We also spoke to a pool operator who reached out to us to tell us that they were approached by someone on Discord who wanted to have his own Firo MTP pool on 12 Jan. He mined a single block on it and then removed access to it and hasn’t been heard from since. We are unsure if this has any relation to the attack.
What should we do?
Binance in particular has asked about the possibility of reimbursement for their losses, and, though the team does receive a modest sum from the protocol in the form of a development fund, the Firo team has nowhere near the funds necessary to cover these damages. Our options are limited, but we would like to present them here for community discussion. Firo is, after all, first and foremost, a coin of the community, and we would never act on something so substantial without first receiving community input.
Our first option is to utilize the locked attacker’s funds to make reparations to the exchanges and its users. This Firo would be ‘mined’ on a new block and sent to a wallet controlled by the Firo development team to disperse to the exchanges that request reimbursement. It’s important to note that this will not change the max supply of Firo as the attacker’s funds have been effectively lost forever under the new protocol rules, so the newly minted Firo would cancel this out.
This approach does have drawbacks however. The centralization and subverting the proof-of-work is not something to be taken lightly, and some may see this as a dangerous precedent set for the future. But some may see it as a necessary growing pain as we install technology that will protect us from the shortcomings of proof-of-work especially as a newer coin.
Our second option is to not mint the Firo, effectively asking the exchanges to eat the losses. This seems unfair to the exchange, but a 51% attack is not the fault of the developers or project. There was no bug, exploit, or failure of the protocol that allowed this to happen, and it can happen to any proof-of-work coin.To ask Firo, as a project and as a community, to backtrack on decentralization and proof-of-work is a heavy ask, and we’re not sure an exchange should have the power to ask this of a coin that is trying to be real money for people.

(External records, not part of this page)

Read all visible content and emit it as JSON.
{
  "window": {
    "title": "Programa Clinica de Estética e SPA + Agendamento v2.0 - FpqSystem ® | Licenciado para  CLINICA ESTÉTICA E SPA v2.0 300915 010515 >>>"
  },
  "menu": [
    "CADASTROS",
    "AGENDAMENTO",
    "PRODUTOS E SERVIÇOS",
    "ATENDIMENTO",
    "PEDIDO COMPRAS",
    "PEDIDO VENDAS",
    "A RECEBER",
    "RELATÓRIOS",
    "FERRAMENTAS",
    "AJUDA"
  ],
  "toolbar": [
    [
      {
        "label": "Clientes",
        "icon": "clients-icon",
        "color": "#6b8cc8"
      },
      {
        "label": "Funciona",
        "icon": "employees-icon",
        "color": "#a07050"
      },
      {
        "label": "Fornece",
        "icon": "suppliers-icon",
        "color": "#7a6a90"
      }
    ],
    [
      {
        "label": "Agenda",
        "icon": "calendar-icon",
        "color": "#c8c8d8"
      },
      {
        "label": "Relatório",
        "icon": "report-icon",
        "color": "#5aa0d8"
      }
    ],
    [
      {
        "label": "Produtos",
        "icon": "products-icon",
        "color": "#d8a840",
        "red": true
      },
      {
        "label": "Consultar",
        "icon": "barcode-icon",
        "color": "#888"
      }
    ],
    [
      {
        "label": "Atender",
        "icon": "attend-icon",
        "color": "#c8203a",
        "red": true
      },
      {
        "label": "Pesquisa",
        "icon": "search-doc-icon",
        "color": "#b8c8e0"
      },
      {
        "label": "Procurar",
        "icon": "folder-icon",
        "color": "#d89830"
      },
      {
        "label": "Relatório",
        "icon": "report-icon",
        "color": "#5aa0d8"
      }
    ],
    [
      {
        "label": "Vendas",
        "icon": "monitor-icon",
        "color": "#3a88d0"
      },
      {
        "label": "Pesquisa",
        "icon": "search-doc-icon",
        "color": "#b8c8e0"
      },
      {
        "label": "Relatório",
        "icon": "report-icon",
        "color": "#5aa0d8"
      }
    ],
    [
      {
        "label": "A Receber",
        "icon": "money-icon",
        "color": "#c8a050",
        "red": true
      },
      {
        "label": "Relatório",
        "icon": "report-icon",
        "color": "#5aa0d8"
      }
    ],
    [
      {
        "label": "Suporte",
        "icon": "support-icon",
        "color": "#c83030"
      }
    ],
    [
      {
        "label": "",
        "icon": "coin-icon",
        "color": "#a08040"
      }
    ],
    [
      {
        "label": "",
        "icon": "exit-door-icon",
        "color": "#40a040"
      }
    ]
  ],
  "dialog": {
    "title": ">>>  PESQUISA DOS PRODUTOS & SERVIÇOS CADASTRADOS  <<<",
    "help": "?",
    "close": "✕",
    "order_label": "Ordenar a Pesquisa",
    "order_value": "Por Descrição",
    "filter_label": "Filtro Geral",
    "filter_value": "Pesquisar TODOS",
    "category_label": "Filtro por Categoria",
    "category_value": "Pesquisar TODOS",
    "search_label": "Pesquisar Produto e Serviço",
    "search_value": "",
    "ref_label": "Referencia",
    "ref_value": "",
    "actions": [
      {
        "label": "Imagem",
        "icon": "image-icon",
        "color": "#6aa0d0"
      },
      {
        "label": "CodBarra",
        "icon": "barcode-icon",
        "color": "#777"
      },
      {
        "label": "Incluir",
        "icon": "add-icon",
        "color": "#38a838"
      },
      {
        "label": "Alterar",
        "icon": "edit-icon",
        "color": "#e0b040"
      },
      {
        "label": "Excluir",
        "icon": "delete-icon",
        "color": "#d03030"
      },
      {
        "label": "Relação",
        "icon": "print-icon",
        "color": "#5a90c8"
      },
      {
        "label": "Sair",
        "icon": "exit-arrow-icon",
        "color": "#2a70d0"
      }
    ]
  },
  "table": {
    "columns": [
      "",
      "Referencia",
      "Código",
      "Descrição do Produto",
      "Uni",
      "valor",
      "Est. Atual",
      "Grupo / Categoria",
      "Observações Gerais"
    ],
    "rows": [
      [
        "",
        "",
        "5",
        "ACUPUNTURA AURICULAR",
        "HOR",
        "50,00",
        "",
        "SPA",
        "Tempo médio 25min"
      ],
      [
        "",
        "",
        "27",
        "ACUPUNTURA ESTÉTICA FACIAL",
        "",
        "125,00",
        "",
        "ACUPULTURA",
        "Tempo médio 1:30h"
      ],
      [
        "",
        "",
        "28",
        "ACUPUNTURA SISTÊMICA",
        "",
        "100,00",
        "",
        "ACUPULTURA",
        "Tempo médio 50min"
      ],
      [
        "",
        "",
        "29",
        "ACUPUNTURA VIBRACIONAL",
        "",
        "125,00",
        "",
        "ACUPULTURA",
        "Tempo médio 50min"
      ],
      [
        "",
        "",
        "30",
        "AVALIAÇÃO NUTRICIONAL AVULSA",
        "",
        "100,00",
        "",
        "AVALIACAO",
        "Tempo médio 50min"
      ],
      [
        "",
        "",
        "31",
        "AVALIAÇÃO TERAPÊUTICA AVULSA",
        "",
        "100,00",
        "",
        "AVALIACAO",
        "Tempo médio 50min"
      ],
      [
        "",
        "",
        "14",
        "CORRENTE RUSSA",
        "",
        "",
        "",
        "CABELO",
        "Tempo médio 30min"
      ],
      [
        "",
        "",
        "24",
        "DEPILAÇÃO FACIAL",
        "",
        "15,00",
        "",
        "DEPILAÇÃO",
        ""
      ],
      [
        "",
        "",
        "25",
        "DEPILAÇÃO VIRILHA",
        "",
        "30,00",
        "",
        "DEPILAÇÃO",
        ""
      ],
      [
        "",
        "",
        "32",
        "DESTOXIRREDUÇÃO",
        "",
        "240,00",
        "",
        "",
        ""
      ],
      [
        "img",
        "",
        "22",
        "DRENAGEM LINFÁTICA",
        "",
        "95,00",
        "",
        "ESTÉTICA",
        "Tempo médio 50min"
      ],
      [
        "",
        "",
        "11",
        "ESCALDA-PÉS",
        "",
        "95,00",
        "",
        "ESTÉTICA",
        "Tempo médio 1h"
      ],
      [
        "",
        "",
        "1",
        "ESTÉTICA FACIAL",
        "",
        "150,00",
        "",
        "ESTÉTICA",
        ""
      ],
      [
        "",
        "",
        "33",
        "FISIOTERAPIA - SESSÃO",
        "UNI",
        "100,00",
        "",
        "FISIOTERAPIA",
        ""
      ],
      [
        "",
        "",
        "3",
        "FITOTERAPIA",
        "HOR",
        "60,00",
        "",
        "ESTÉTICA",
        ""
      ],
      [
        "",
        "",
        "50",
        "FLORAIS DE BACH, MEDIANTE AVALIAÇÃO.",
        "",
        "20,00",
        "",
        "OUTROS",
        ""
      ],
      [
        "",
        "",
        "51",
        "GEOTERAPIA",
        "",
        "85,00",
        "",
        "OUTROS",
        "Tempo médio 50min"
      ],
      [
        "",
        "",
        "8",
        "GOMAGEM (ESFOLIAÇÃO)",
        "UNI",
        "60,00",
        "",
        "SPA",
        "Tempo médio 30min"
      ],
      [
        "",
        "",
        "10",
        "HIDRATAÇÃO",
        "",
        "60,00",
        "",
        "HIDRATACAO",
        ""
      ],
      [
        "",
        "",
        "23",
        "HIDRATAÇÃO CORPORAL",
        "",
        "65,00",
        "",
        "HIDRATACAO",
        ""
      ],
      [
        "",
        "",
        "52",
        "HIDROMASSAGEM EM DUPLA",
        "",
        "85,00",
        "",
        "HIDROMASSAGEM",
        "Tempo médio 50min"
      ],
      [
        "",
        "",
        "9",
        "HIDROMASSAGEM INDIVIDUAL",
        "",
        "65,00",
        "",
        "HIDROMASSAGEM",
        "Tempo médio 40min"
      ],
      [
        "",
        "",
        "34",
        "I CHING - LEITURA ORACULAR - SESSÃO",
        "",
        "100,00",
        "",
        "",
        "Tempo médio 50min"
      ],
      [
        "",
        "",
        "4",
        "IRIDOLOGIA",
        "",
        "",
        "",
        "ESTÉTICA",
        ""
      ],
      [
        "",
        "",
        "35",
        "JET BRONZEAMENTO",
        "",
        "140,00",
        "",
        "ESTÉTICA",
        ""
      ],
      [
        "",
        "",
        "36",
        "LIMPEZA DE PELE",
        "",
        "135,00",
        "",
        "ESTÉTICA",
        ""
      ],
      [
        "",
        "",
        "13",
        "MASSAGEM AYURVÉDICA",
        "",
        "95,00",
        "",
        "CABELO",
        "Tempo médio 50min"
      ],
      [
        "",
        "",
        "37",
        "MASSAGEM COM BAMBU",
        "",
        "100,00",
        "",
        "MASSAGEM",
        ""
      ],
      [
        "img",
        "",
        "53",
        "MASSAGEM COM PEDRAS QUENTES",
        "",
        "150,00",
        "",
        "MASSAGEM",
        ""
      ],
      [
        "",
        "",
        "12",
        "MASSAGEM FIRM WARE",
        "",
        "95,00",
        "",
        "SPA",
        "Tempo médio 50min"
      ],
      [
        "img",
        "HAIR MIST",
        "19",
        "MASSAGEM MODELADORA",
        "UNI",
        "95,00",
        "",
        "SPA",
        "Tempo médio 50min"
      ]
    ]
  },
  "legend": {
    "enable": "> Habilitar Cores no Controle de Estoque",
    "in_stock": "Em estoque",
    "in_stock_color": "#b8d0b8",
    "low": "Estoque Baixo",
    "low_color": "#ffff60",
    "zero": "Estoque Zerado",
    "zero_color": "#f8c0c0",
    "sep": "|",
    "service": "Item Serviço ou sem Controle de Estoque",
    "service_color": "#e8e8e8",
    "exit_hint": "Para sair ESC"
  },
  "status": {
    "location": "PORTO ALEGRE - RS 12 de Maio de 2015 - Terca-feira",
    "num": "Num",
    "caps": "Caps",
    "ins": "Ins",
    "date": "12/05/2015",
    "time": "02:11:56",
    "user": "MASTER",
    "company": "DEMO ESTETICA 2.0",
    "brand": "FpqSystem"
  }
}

This approach also has drawbacks, as if the exchanges do not receive reimbursement, there is a real risk of delisting. We hope this would not be the case, and hope that the exchanges consider, with the activation of chainlocks, 51% attacks would be significantly harder to pull off given it would also require masternode control.
Within the second option also lies an additional choice, should the attacker be able to keep his 867,652 FIRO which he initially legitimately obtained, sold but then got it back through his double spend attack? Blockchain purists might argue that the attacker was entitled to the funds as he acted as allowed by the protocol but it also might mean death for the project given that ~7.6% of circulating supply is now in the control of someone who obviously has malicious intent for the project despite him spending significant sums of money.
We bring these options to you, the community, for discussion and recommendation. Each option has pros and cons, and we, the Firo team, want to do right by everyone. Please make your voice heard and opinion known.
- Keep attackers’ funds locked and use it to reimburse exchanges
- Keep attackers’ funds locked but no reimbursement to exchanges
- Don’t lock attackers’ funds and no reimbursement to exchanges
It is important that we take this decision seriously and also highly recommend people to not only vote in the poll but also post in the thread. The last thing we want are sock puppet accounts with no history suddenly coming out of the woodwork to vote so we will be taking this into account.